I do believe this Synod has become a trophy for the secularists within the Church, for many of them it is their last chance to force through their agenda as old age is catching up with them.  They have managed to create enormous expectations and I fear that we may well be facing a repeat of 1968 with similar results. As with Pope Paul VI on contraception, Francis cannot jettison Christ's teaching to satisfy those who no longer want to live it; even if he wants to do it for mercy's sake, as some maintain, he will be prevented, not by conservative cardinals as some liberals have suggested, but by God himself who made the law and proclaimed it in the Gospel. Like the tenants in the vineyard in yesterday's Gospel - we have no right to usurp what is not ours: it is God's Church, his law, his Gospel, his way not ours. Re-imagining a more liberal, permissive Jesus who renounces his own moral teachings in order to fit in with an unbelieving generation is an exercise in fantasy, one which will ultimately lead to disappointment and, even worse, misleading souls.

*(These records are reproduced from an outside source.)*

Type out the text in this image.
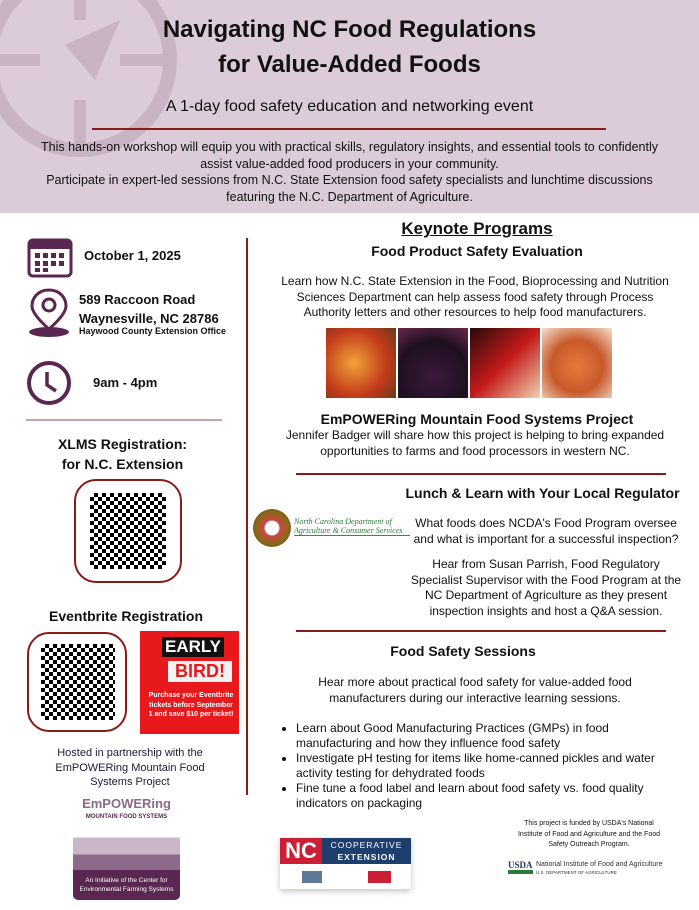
Navigating NC Food Regulations
for Value-Added Foods
A 1-day food safety education and networking event
This hands-on workshop will equip you with practical skills, regulatory insights, and essential tools to confidently
assist value-added food producers in your community.
Participate in expert-led sessions from N.C. State Extension food safety specialists and lunchtime discussions
featuring the N.C. Department of Agriculture.
October 1, 2025
589 Raccoon Road
Waynesville, NC 28786
Haywood County Extension Office
9am - 4pm
XLMS Registration:
for N.C. Extension
Eventbrite Registration
EARLY
BIRD!
Purchase your Eventbrite tickets before September 1 and save $10 per ticket!
Hosted in partnership with the EmPOWERing Mountain Food Systems Project
EmPOWERing
MOUNTAIN FOOD SYSTEMS
An Initiative of the Center for Environmental Farming Systems
Keynote Programs
Food Product Safety Evaluation
Learn how N.C. State Extension in the Food, Bioprocessing and Nutrition Sciences Department can help assess food safety through Process Authority letters and other resources to help food manufacturers.
EmPOWERing Mountain Food Systems Project
Jennifer Badger will share how this project is helping to bring expanded opportunities to farms and food processors in western NC.
Lunch & Learn with Your Local Regulator
North Carolina Department of Agriculture & Consumer Services
What foods does NCDA's Food Program oversee and what is important for a successful inspection?
Hear from Susan Parrish, Food Regulatory Specialist Supervisor with the Food Program at the NC Department of Agriculture as they present inspection insights and host a Q&A session.
Food Safety Sessions
Hear more about practical food safety for value-added food manufacturers during our interactive learning sessions.
• Learn about Good Manufacturing Practices (GMPs) in food manufacturing and how they influence food safety
• Investigate pH testing for items like home-canned pickles and water activity testing for dehydrated foods
• Fine tune a food label and learn about food safety vs. food quality indicators on packaging
NC	COOPERATIVE
EXTENSION
This project is funded by USDA's National Institute of Food and Agriculture and the Food Safety Outreach Program.
USDA National Institute of Food and Agriculture
U.S. DEPARTMENT OF AGRICULTURE
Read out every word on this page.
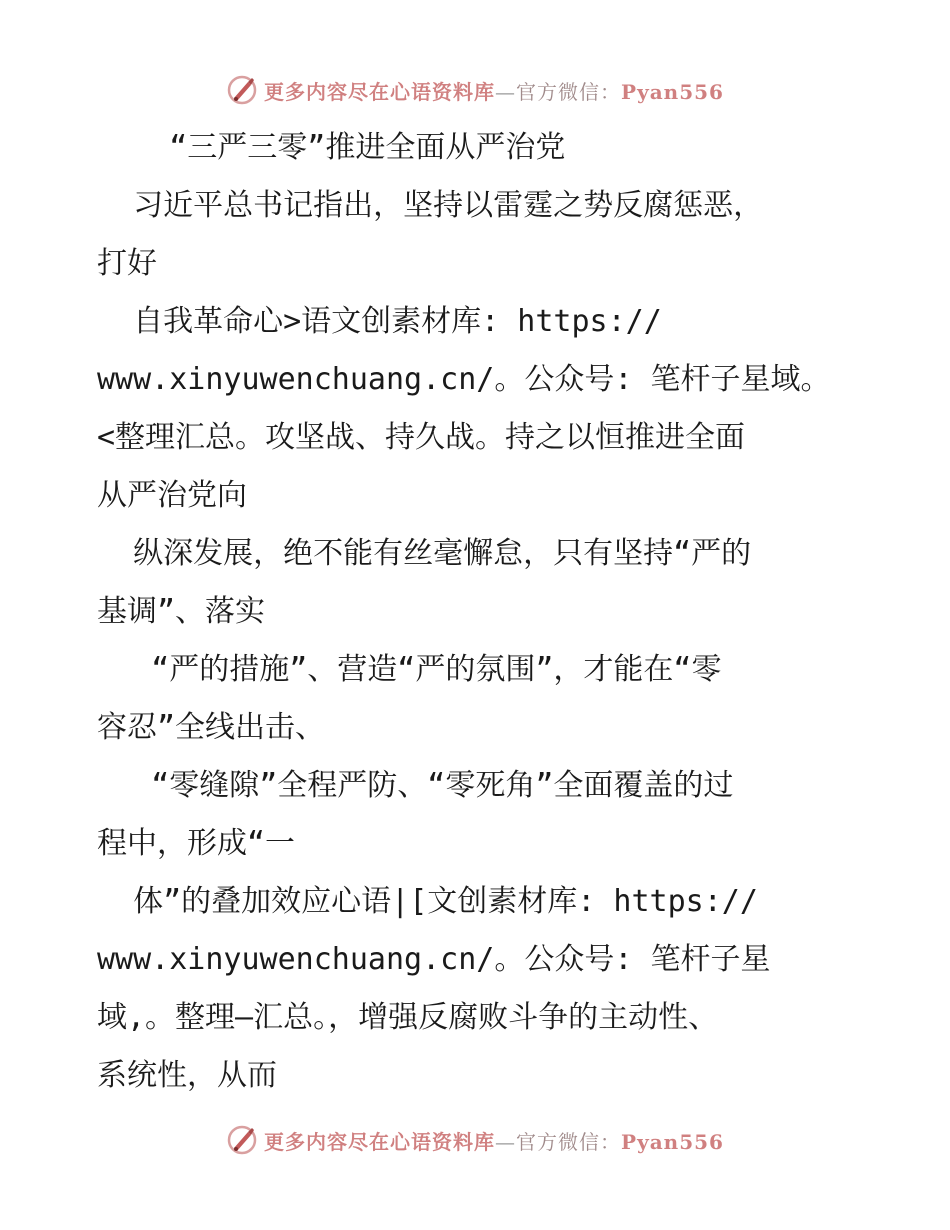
更多内容尽在心语资料库—官方微信：Pyan556

“三严三零”推进全面从严治党

习近平总书记指出，坚持以雷霆之势反腐惩恶，

打好

自我革命心>语文创素材库: https://

www.xinyuwenchuang.cn/。公众号: 笔杆子星域。

<整理汇总。攻坚战、持久战。持之以恒推进全面

从严治党向

纵深发展，绝不能有丝毫懈怠，只有坚持“严的

基调”、落实

“严的措施”、营造“严的氛围”，才能在“零

容忍”全线出击、

“零缝隙”全程严防、“零死角”全面覆盖的过

程中，形成“一

体”的叠加效应心语|[文创素材库: https://

www.xinyuwenchuang.cn/。公众号: 笔杆子星

域,。整理—汇总。，增强反腐败斗争的主动性、

系统性，从而

更多内容尽在心语资料库—官方微信：Pyan556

I am heartened by the first reading from the Mass this morning, from St Paul's Letter to the Galatians (1:6-12). I wonder if the Synod Fathers took it as a message for how the Synod should proceed. Here it is for your meditation:
I am astonished that you are so quickly deserting the one who called you to live in the grace of Christ and are turning to a different gospel— which is really no gospel at all. Evidently some people are throwing you into confusion and are trying to pervert the gospel of Christ. But even if we or an angel from heaven should preach a gospel other than the one we preached to you, let them be under God’s curse! As we have already said, so now I say again: If anybody is preaching to you a gospel other than what you accepted, let them be under God’s curse!
Am I now trying to win the approval of human beings, or of God? Or am I trying to please people? If I were still trying to please people, I would not be a servant of Christ. I want you to know, brothers and sisters, that the gospel I preached is not of human origin. I did not receive it from any man, nor was I taught it; rather, I received it by revelation from Jesus Christ.